Ernest runs to the boys' defense, and is assigned as their counselor, achieving his dream, at last. Sort of. He takes them on a nature walk, and is attacked by a badger, and the boys give him first aid, wrapping him head-to-toe in Ace bandages, only to tie the end to the bus and unwrap him in what one can only assume was supposed to be a humorous manner. Really, it just makes the view sad and kind of achy.

Or, in the case of Eddie and Jake, somewhat aroused.
Meanwhile, an evil strip mining company owner (is there any other kind?) named Sherman Krader (John Vernon) is struggling to get Chief St. Cloud to sell off the land the camp is situated on, because it has a valuable mineral (Bolognium? Redherringum? Bullshitium?) that, as an evil guy, he totally needs to get at. Also, screw a bunch of kids learning and stuff.

Krader and his guys try and try to get the Chief to sign over the deed to the land, but he's having no part of it. Until Ernest the idiot steps in to completely mess up everything, as he is wont to do.

No, really...The whole "rape of the land" section is just lawyer-speak.
The Chief, foolishly believing Ernest is not a complete idiot, despite the mountains of proof showing otherwise, signs the contract, giving Krader the property. Krader immediately tells the camp to get the hell off his land, and he sends a crew of construction guys, led by foreman Bronc Stinson (Lyle Alzado). When Ernest confronts Bronc, he gets a thorough beatdown.
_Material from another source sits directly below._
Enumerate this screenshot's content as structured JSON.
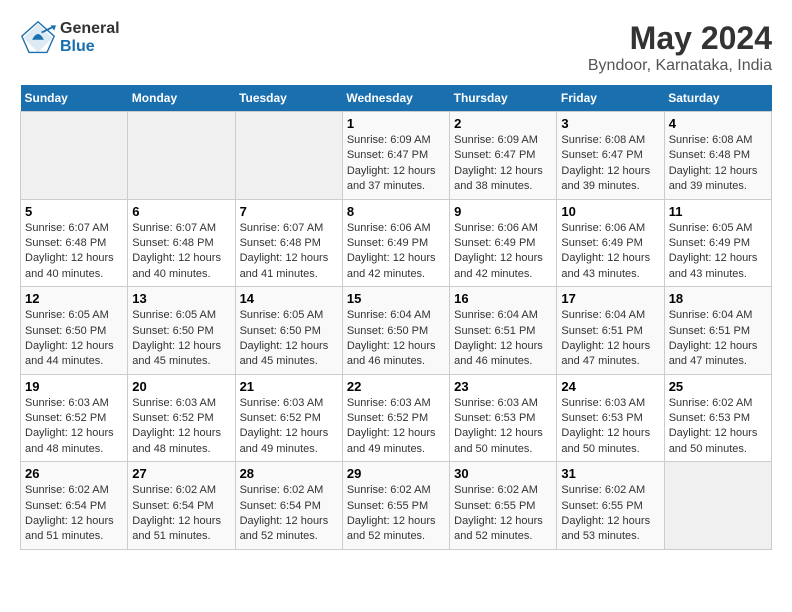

Like, a should-not-be-in-a-PG-rated-kids'-movie beatdown. It's ugly.

Worse than the beating Sonny gave Carlo in The Godfather.
after being treated by Nurse St. Cloud, Ernest goes back to his cabin to pack and sings a goddamn song to his turtle, because the viewer hasn't suffered enough already. The kids show up and stop him, thankfully, and tell him they don't want to give up yet, and they formulate an A-Team-esque plan to convert the school bus into an engine of murder and destroy the construction crew's equipment and stop them destroying the camp.
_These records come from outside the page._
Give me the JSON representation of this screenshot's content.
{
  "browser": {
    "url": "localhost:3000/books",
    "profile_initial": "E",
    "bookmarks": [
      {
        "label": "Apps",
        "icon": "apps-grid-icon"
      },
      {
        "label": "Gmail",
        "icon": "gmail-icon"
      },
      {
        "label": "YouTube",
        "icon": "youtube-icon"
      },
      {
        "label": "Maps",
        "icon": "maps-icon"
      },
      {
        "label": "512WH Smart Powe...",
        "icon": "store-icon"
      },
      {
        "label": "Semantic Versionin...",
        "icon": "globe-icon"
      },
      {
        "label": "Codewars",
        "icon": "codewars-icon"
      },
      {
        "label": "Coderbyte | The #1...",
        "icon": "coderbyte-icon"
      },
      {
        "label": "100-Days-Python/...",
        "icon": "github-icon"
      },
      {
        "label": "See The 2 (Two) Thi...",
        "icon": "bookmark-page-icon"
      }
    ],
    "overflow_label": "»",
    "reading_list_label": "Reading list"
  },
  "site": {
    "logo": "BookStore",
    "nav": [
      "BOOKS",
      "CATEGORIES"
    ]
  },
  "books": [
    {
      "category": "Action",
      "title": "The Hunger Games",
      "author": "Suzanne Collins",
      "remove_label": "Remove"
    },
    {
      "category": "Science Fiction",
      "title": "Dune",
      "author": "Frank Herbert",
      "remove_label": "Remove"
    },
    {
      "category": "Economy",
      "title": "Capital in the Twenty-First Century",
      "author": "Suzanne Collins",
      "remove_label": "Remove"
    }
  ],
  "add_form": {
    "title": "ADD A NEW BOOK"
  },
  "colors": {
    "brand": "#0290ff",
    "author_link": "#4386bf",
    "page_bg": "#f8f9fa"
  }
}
And die in a mist of disintegrated flesh and bone by doing stupid things.
Will Ernest and his ragtag crew of delinquents stop Krader and his crew? Will Jake and Eddie ever find the perfect ingredient to make the elusive Eggs Erroneous recipe that we probably should have mentioned earlier? Will this movie ever end?!? You'll have to listen to find out! (Or, if you have way too much joy in your life, watch the movie.)

Larry picked this because, not only did he want to hurt Derek, but he also actually likes this movie. He is, however, fully willing to admit that it is stupid, but he feels that it's a fair trade-off. He is wrong.
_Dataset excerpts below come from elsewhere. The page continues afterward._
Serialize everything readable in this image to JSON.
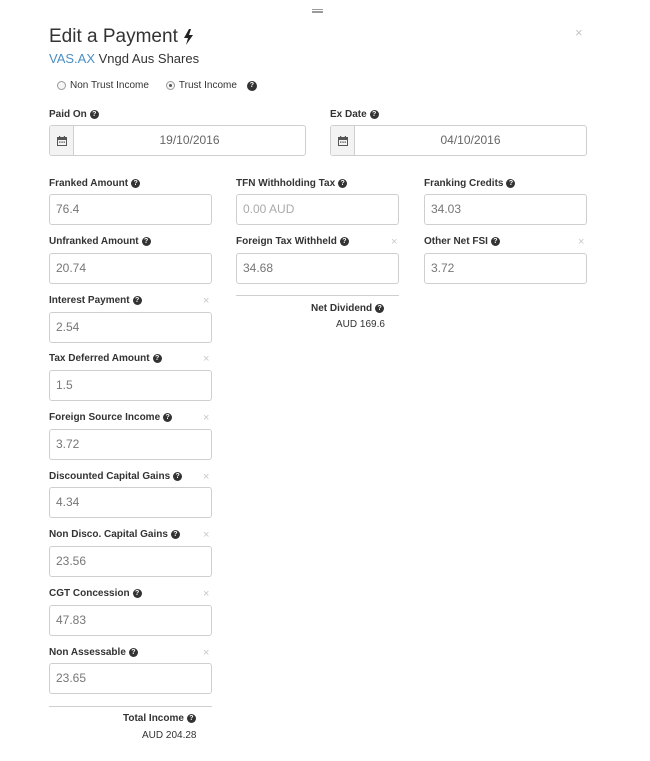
{
  "header": {
    "title": "Edit a Payment",
    "ticker": "VAS.AX",
    "security_name": "Vngd Aus Shares",
    "close": "×"
  },
  "income_type": {
    "options": [
      "Non Trust Income",
      "Trust Income"
    ],
    "selected": "Trust Income"
  },
  "dates": {
    "paid_on_label": "Paid On",
    "paid_on": "19/10/2016",
    "ex_date_label": "Ex Date",
    "ex_date": "04/10/2016"
  },
  "fields": {
    "franked_amount": {
      "label": "Franked Amount",
      "value": "76.4"
    },
    "tfn_withholding": {
      "label": "TFN Withholding Tax",
      "placeholder": "0.00 AUD"
    },
    "franking_credits": {
      "label": "Franking Credits",
      "value": "34.03"
    },
    "unfranked_amount": {
      "label": "Unfranked Amount",
      "value": "20.74"
    },
    "foreign_tax_withheld": {
      "label": "Foreign Tax Withheld",
      "value": "34.68"
    },
    "other_net_fsi": {
      "label": "Other Net FSI",
      "value": "3.72"
    },
    "interest_payment": {
      "label": "Interest Payment",
      "value": "2.54"
    },
    "tax_deferred": {
      "label": "Tax Deferred Amount",
      "value": "1.5"
    },
    "foreign_source_income": {
      "label": "Foreign Source Income",
      "value": "3.72"
    },
    "discounted_capital_gains": {
      "label": "Discounted Capital Gains",
      "value": "4.34"
    },
    "non_disco_capital_gains": {
      "label": "Non Disco. Capital Gains",
      "value": "23.56"
    },
    "cgt_concession": {
      "label": "CGT Concession",
      "value": "47.83"
    },
    "non_assessable": {
      "label": "Non Assessable",
      "value": "23.65"
    }
  },
  "summary": {
    "net_dividend_label": "Net Dividend",
    "net_dividend": "AUD 169.6",
    "total_income_label": "Total Income",
    "total_income": "AUD 204.28"
  },
  "remove_glyph": "×",
  "help_glyph": "?",
  "icons": {
    "title": "lightning-bolt-icon",
    "date": "calendar-icon",
    "help": "question-circle-icon",
    "remove": "close-icon"
  }
}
Derek didn't like it, but he has certainly seen worse. His biggest issue with the movie is that, although it is only rated PG, it is surprisingly violent, and he is certain that numerous basically innocent people were killed by Ernest and his evil minions.

Jake fell somewhere between the others. He chalks it up mostly to nostalgia, and is willing to give the stunning amount of super-violent scenes a miss because, according to him, the 80s were a different time.

So dust off that denim vest, hit yourself in the face numerous times with a metal shovel, and enjoy this week's episode! KnowhutImean?